There exists inconsistencies in some entries due to the redacted nature of the files but an attempt has been made to retain as much information as possible.
The code used to produce this .xlsx can be obtained here.
adID: The ad identification number provided in the original PDF
adText: The text contained in the advert in the original PDF (In a small number of cases, they had to be manually imputed due to detection issues)
adSpend: The amount spent (in Roubles) to boost the reach of the advertisement
adLP: Landing pages associated with the ad
adImpress: Number of impressions made by the ad
adClicks: Number of clicks received
adCreation: Date and time that the advertisement was originally posted
groups: Targetted groups based on identity, likes as well as other biodata
adLocation_cleaned: Cities and states targeted by the advertisement
adStates: States targeted
adDate: Date (in proper lubridate format) that the advert was posted
A small number of entries in certain columns will spillover and it is an issue that is still currently being resolved.
This project is part of my thesis looking at the application of active measures to influence public policy. Will eventually upload some visualisations using the data here as well!

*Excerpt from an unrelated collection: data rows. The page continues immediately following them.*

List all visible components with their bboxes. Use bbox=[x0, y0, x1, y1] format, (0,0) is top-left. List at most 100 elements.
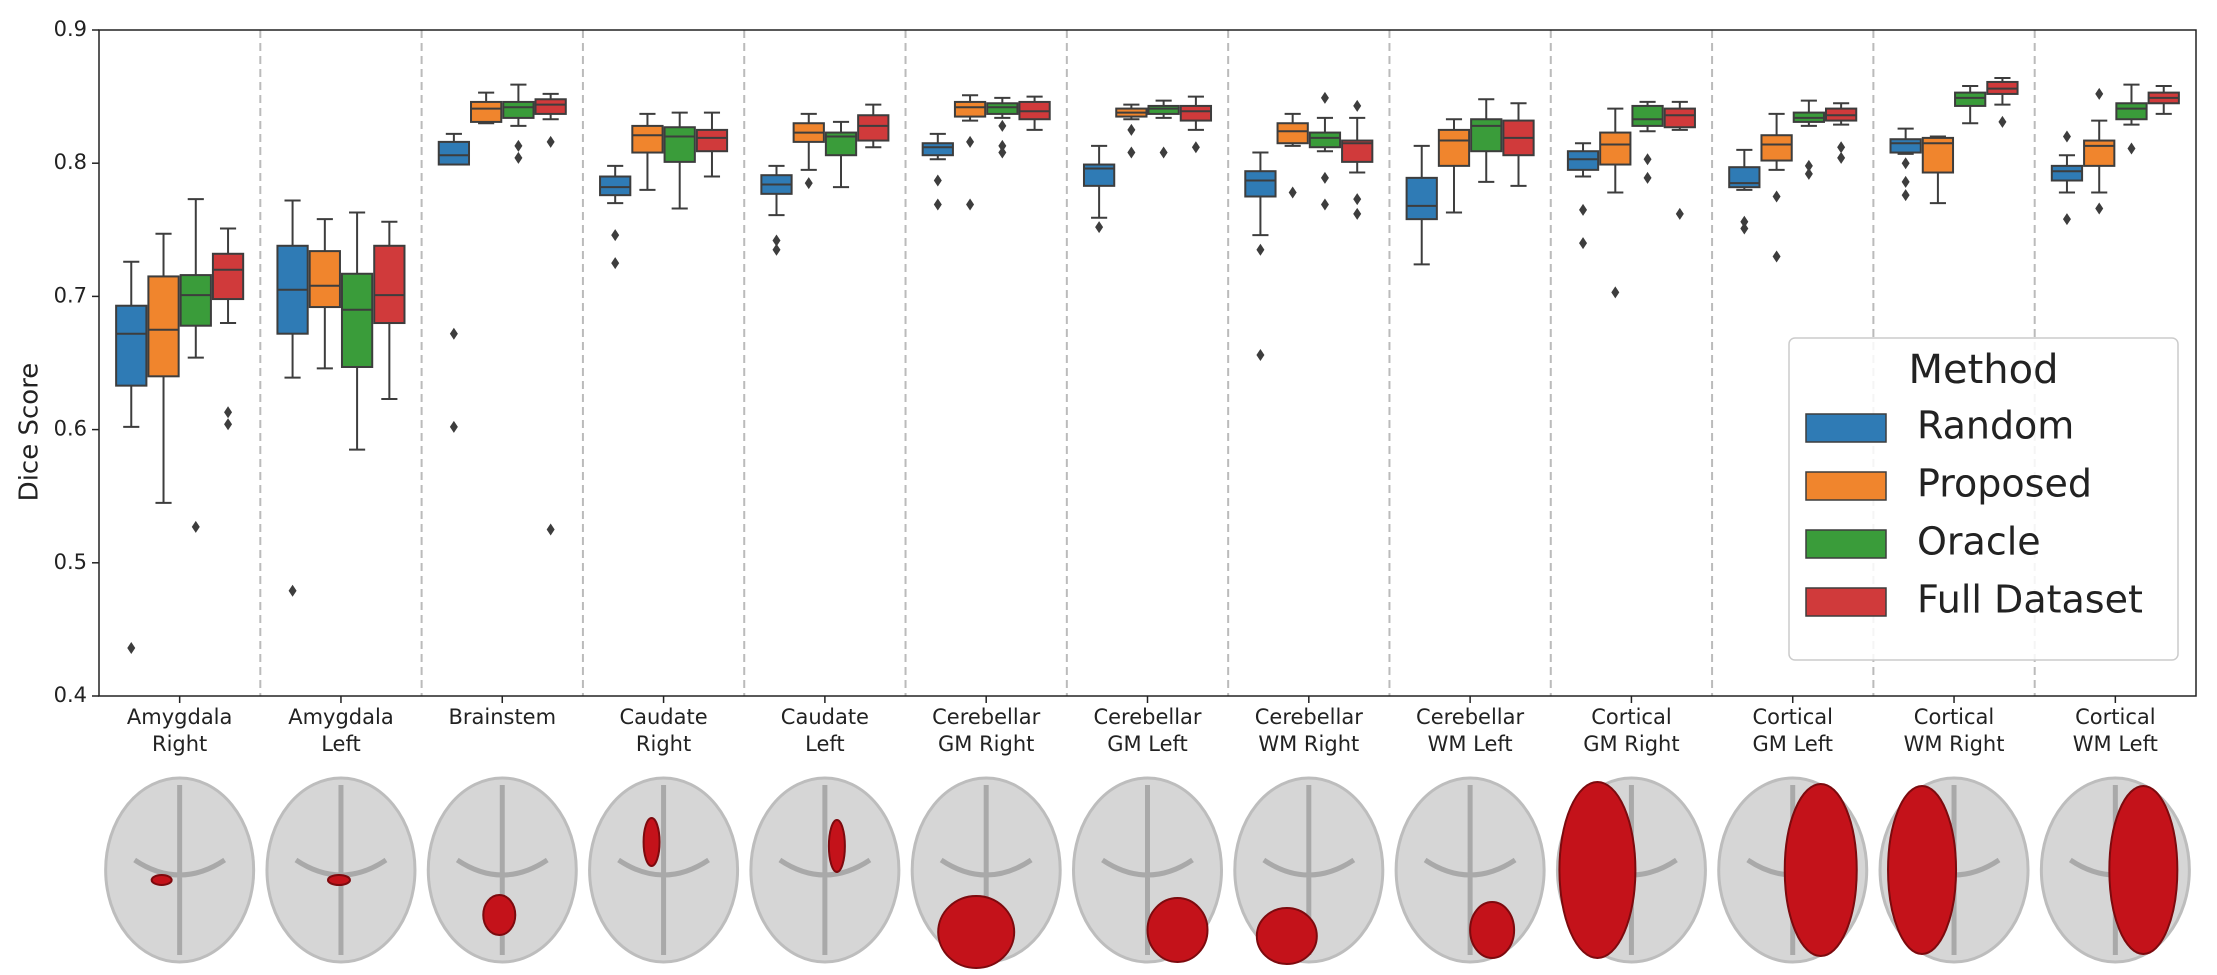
outlier bbox=[1353, 99, 1362, 112]
legend-label: Full Dataset bbox=[1917, 578, 2143, 622]
outlier bbox=[1320, 91, 1329, 104]
outlier bbox=[288, 584, 297, 597]
box bbox=[1599, 131, 1632, 166]
outlier bbox=[2062, 130, 2071, 143]
outlier bbox=[1740, 215, 1749, 228]
outlier bbox=[1804, 167, 1813, 180]
y-tick-label: 0.5 bbox=[54, 550, 87, 574]
brain-structure bbox=[1558, 781, 1637, 959]
box bbox=[1308, 131, 1342, 149]
outlier bbox=[998, 146, 1007, 159]
box bbox=[2115, 102, 2148, 121]
outlier bbox=[1256, 243, 1265, 256]
x-tick-label: WM Left bbox=[1428, 732, 1513, 756]
box bbox=[1276, 122, 1309, 145]
y-tick-label: 0.9 bbox=[54, 17, 87, 41]
outlier bbox=[224, 406, 233, 419]
box bbox=[437, 140, 471, 166]
brain-structure bbox=[2108, 785, 2179, 955]
outlier bbox=[772, 234, 781, 247]
x-tick-label: Cerebellar bbox=[1093, 705, 1201, 729]
outlier bbox=[1740, 222, 1749, 235]
box bbox=[824, 131, 858, 157]
box bbox=[1889, 138, 1922, 154]
y-tick-label: 0.8 bbox=[54, 150, 87, 174]
x-tick-label: Cerebellar bbox=[1416, 705, 1524, 729]
outlier bbox=[127, 642, 136, 655]
legend-label: Proposed bbox=[1917, 462, 2092, 506]
box bbox=[631, 124, 664, 154]
box bbox=[921, 142, 954, 157]
box bbox=[2083, 139, 2116, 167]
y-tick-label: 0.4 bbox=[54, 683, 87, 707]
box bbox=[1470, 118, 1503, 153]
box bbox=[1341, 139, 1374, 163]
box bbox=[695, 128, 729, 153]
outlier bbox=[1320, 198, 1329, 211]
brain-structure bbox=[326, 874, 351, 886]
x-tick-label: Left bbox=[805, 732, 845, 756]
outlier bbox=[2127, 142, 2136, 155]
outlier bbox=[1772, 250, 1781, 263]
x-tick-label: Cerebellar bbox=[932, 705, 1040, 729]
x-tick-label: Brainstem bbox=[448, 705, 556, 729]
x-tick-label: WM Left bbox=[2073, 732, 2158, 756]
outlier bbox=[2062, 213, 2071, 226]
box bbox=[1631, 104, 1664, 127]
box bbox=[340, 272, 374, 368]
x-tick-label: GM Right bbox=[938, 732, 1034, 756]
x-tick-label: Left bbox=[321, 732, 361, 756]
outlier bbox=[546, 523, 555, 536]
x-tick-label: Caudate bbox=[781, 705, 869, 729]
legend-swatch bbox=[1805, 471, 1887, 501]
x-tick-label: Right bbox=[636, 732, 691, 756]
box bbox=[1244, 170, 1277, 198]
outlier bbox=[514, 151, 523, 164]
box bbox=[2050, 164, 2084, 182]
brain-structure bbox=[482, 894, 517, 936]
x-tick-label: Right bbox=[152, 732, 207, 756]
outlier bbox=[933, 198, 942, 211]
box bbox=[470, 100, 503, 123]
box bbox=[1663, 107, 1696, 129]
outlier bbox=[2095, 202, 2104, 215]
brain-structure bbox=[1146, 897, 1209, 963]
brain-detail bbox=[778, 785, 872, 955]
x-tick-label: WM Right bbox=[1258, 732, 1359, 756]
outlier bbox=[2095, 87, 2104, 100]
outlier bbox=[1191, 141, 1200, 154]
outlier bbox=[966, 135, 975, 148]
outlier bbox=[1288, 186, 1297, 199]
brain-structure bbox=[827, 819, 846, 873]
box bbox=[115, 304, 148, 387]
brain-structure bbox=[642, 817, 661, 867]
brain-detail bbox=[617, 785, 710, 955]
legend-swatch bbox=[1805, 529, 1887, 559]
brain-structure bbox=[937, 895, 1016, 969]
outlier bbox=[514, 139, 523, 152]
outlier bbox=[1611, 286, 1620, 299]
outlier bbox=[449, 420, 458, 433]
brain-structure bbox=[150, 874, 173, 886]
outlier bbox=[1095, 221, 1104, 234]
y-tick-label: 0.7 bbox=[54, 283, 87, 307]
box bbox=[1179, 104, 1213, 122]
outlier bbox=[1901, 157, 1910, 170]
outlier bbox=[224, 418, 233, 431]
outlier bbox=[1772, 190, 1781, 203]
brain-detail bbox=[133, 785, 227, 955]
outlier bbox=[1837, 151, 1846, 164]
x-tick-label: GM Left bbox=[1752, 732, 1833, 756]
brain-structure bbox=[1255, 907, 1318, 965]
outlier bbox=[1675, 207, 1684, 220]
outlier bbox=[1804, 159, 1813, 172]
box bbox=[308, 250, 341, 309]
outlier bbox=[1837, 141, 1846, 154]
x-tick-label: Amygdala bbox=[127, 705, 232, 729]
outlier bbox=[1579, 237, 1588, 250]
x-tick-label: WM Right bbox=[1904, 732, 2005, 756]
box bbox=[1437, 128, 1471, 167]
outlier bbox=[449, 327, 458, 340]
box bbox=[1082, 163, 1116, 187]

The adverts were categorised into 5 types of adverts using LDA (created from .xlsx i a separate process, script to be made available). These 5 distinct classes were posts targeted at:
Right-wing themes
African-American history
Generic marketing adverts
Institutional discrimination
Latin-American themes
The lines are as follows: Group 1 (Red), Group 2 (Blue), Group 3 (Green), Group 4 (Purple) and Group 5 (Pink).
More importantly, I hope the data is helpful in producing more insights into the topic.